A box of mass m=1.5 kg is attached to a spring with force constant k=12 and suspended on a frictionless incline that makes a 30 degree angle with respect to the horizontal. With the spring in its unstretched length, the box is released from rest at x=0. The box slides down the ramp as the spring stretches and momentarily comes to rest at x=xmax.
What is xmax, the maximum extension of the spring when the box is at its lowest point on the incline?
I know the answer is 1.23 but I can't figure out how to get it! I first tried using the forces, setting the force spring equal to the force due to gravity acting on the box, this gave me half of the answer. Should I be using potential energy? I keep getting the wrong answer no matter which equations I use, please help!
What I did on this was mgsintheta = .5kx^2... kept getting it wrong. then realized you have to factor in the distance traveled by the block, that the spring is stretching out to, so what you get is mgsintheta""X"" = .5kx^2 or mgsintheta=.5kx
To find the maximum extension of the spring, we need to consider the forces acting on the box as it moves down the incline.
Let's start by analyzing the forces acting on the box at the lowest point of the incline:
1. Gravitational force: The box experiences a component of its weight acting parallel to the incline, given by mg*sin(30°), where m is the mass of the box and g is the acceleration due to gravity.
2. Normal force: The incline exerts a normal force on the box perpendicular to the incline. This force counteracts the downward component of the weight and is equal in magnitude but opposite in direction to mg*cos(30°).

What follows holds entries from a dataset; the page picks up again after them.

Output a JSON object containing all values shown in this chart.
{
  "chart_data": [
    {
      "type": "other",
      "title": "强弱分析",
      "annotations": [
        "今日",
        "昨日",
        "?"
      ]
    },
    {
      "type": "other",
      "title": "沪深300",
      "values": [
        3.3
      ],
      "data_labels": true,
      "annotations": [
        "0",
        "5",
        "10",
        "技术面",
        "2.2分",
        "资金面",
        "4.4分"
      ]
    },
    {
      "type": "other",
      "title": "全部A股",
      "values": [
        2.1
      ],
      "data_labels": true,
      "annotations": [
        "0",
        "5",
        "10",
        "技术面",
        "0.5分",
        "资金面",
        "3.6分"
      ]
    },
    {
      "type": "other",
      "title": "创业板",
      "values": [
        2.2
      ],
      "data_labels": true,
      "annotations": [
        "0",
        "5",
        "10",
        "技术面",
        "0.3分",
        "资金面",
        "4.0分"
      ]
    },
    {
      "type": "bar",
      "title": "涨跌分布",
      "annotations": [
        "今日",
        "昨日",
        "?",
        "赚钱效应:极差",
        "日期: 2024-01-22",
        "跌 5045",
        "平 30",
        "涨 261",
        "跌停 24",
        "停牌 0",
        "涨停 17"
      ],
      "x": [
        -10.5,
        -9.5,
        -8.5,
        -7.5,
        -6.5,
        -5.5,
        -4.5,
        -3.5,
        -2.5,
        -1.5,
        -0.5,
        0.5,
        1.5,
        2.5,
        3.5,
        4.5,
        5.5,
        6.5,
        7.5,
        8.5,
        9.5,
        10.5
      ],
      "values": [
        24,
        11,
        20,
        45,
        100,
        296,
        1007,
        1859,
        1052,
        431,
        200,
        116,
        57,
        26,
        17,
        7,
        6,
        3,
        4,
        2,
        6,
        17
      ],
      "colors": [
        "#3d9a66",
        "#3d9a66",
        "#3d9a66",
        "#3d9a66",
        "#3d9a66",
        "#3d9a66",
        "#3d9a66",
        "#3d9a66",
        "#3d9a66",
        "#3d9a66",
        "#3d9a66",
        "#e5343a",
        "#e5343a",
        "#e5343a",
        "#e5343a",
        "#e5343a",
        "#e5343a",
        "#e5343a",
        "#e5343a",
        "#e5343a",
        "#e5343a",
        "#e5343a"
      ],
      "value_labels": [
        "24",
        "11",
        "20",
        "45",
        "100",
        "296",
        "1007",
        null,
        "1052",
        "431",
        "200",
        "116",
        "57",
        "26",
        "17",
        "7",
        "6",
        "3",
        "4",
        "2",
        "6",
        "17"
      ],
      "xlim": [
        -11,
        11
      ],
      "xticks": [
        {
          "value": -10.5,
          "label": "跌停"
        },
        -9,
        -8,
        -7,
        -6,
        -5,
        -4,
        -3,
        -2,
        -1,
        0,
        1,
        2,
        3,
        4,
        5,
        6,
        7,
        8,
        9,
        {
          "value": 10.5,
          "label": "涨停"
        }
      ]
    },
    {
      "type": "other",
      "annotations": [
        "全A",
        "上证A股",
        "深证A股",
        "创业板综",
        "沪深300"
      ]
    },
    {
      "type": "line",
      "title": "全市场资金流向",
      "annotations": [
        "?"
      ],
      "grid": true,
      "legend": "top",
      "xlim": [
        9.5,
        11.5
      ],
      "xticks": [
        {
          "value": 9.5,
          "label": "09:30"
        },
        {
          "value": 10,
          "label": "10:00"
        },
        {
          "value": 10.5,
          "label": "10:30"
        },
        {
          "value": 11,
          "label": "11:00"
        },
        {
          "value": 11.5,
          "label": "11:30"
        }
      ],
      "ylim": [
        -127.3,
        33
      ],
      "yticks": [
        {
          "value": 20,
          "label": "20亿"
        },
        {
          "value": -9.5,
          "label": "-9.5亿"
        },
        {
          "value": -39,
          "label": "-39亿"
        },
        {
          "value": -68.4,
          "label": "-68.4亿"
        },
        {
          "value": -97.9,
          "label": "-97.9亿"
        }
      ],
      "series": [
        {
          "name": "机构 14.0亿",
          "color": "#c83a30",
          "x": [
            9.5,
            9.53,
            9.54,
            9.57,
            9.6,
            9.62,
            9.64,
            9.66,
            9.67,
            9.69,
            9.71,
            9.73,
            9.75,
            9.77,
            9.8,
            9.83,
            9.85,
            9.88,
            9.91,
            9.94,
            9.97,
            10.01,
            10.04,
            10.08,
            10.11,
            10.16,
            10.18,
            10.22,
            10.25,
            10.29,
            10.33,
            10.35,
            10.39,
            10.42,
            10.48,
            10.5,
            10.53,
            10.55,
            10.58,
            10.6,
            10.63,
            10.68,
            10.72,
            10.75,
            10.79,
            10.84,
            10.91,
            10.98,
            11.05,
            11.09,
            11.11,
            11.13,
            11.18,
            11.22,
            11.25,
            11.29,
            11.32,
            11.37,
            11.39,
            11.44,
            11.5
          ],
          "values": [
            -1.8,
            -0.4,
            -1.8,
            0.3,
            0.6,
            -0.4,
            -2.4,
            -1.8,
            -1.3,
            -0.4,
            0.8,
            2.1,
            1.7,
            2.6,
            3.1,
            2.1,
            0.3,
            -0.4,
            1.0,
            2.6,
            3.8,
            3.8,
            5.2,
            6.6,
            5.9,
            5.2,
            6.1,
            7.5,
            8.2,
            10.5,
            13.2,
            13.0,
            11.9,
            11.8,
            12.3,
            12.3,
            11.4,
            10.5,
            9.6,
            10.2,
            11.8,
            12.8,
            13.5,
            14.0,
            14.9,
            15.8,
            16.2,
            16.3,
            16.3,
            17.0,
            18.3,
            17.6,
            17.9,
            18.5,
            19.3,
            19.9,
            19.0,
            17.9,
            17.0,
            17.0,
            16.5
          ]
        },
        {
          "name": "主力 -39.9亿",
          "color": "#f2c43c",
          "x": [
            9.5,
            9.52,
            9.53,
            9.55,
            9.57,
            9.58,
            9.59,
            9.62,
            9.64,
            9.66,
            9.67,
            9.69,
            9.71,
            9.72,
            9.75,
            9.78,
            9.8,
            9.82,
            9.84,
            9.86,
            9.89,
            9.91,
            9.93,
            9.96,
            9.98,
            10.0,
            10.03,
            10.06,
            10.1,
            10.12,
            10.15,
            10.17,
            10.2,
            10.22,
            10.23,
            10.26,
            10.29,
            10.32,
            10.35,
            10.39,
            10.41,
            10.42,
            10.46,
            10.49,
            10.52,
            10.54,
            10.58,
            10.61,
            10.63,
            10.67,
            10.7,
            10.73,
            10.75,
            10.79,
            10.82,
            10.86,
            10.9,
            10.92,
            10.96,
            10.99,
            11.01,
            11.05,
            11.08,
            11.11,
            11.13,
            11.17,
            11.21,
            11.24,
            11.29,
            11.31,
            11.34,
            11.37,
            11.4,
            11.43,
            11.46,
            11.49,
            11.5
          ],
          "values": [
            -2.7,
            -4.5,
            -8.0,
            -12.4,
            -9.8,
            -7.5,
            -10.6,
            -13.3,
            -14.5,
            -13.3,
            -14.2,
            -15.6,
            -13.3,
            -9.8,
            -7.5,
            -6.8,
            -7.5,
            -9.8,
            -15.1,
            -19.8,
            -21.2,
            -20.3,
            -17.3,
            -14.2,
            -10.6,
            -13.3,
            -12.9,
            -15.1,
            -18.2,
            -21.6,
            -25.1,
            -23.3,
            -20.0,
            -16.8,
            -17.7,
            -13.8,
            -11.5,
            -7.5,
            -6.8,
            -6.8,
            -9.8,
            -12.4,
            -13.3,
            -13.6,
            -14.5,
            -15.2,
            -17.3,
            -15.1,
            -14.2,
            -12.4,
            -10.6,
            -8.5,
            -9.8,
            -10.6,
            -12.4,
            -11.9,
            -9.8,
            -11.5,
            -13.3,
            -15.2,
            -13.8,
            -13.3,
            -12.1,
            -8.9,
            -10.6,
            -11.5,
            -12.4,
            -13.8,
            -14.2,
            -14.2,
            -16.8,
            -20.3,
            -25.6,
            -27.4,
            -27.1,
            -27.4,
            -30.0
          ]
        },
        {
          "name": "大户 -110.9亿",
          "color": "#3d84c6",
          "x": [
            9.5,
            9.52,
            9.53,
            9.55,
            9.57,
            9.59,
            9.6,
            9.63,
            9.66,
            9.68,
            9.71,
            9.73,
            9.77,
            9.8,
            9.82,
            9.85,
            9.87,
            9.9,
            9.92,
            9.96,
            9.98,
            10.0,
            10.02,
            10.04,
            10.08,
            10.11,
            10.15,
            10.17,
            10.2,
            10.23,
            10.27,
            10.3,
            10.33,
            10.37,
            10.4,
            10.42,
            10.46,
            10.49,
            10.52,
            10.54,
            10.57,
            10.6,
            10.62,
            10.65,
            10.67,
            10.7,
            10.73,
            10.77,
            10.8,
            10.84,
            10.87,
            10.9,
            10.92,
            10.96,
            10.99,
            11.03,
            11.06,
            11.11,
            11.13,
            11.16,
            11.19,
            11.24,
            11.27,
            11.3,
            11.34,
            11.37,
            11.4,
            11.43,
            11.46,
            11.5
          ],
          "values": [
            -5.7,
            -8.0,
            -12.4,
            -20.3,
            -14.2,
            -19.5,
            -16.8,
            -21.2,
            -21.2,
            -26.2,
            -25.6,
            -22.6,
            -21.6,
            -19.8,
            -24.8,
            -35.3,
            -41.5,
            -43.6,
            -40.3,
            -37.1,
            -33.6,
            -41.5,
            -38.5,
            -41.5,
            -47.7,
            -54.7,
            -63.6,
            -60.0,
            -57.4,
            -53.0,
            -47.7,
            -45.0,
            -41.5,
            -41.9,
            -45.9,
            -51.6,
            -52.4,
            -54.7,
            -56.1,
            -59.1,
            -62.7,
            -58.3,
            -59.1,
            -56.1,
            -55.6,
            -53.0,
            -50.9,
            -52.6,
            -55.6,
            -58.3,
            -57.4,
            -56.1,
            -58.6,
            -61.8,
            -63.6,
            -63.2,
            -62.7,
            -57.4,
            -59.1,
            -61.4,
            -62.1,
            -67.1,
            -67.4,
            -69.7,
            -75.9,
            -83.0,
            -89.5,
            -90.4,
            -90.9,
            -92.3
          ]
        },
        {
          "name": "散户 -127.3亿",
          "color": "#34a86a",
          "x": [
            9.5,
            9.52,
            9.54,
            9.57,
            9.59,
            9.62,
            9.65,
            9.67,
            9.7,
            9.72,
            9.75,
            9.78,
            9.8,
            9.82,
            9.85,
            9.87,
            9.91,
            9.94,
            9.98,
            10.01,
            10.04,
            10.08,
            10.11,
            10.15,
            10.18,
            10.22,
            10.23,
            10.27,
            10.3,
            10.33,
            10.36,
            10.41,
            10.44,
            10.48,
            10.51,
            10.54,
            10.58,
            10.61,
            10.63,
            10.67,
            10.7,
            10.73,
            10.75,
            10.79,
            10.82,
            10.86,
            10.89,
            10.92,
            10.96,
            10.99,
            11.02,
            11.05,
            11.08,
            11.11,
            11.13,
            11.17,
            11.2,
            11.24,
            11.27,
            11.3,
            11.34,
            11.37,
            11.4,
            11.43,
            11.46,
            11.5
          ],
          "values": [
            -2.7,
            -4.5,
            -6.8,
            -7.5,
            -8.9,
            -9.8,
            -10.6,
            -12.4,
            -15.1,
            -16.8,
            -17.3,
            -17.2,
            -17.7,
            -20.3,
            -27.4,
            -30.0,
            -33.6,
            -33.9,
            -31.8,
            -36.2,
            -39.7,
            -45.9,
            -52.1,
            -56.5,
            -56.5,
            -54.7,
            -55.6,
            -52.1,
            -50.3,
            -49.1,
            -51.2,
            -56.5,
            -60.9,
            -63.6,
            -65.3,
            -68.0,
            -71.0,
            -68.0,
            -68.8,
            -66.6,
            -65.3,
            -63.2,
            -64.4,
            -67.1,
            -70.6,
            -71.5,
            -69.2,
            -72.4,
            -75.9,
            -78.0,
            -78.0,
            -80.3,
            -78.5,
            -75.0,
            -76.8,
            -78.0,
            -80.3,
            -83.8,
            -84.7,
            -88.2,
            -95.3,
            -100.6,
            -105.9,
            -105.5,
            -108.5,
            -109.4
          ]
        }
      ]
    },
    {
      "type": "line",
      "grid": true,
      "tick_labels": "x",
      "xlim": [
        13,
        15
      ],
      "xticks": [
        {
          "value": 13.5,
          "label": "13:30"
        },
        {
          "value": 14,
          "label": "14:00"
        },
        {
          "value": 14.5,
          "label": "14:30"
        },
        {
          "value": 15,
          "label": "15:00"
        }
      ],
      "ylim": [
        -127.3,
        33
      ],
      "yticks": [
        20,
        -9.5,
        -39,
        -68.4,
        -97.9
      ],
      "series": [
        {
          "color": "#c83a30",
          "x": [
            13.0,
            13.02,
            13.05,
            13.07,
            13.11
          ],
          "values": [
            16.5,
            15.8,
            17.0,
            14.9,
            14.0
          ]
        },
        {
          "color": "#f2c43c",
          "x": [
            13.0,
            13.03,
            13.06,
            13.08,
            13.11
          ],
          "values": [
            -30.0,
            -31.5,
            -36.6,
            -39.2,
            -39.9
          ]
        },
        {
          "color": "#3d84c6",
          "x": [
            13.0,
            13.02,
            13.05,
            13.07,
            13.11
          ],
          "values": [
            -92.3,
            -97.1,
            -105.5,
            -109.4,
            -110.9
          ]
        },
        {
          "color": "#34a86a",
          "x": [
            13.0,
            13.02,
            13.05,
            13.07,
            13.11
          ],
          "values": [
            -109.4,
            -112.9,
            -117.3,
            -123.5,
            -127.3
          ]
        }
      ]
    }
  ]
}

3. Force due to friction: Since the incline is frictionless, there is no friction acting on the box.
Now let's consider the spring force. When the box is at its lowest point on the incline, it momentarily comes to rest. This means that at this point, the net force on the box is zero.
The net force can be calculated as the sum of the gravitational force component parallel to the incline and the spring force. Since the net force is zero, we have:
mg*sin(30°) - k*xmax = 0
Solving for xmax, we get:
xmax = (mg*sin(30°)) / k
Substituting the known values:
m = 1.5 kg
g = 9.8 m/s^2
k = 12
xmax = (1.5 kg * 9.8 m/s^2 * sin(30°)) / 12
Calculating this expression gives us xmax ≈ 1.226 m
Therefore, the maximum extension of the spring when the box is at its lowest point on the incline is approximately 1.23 m.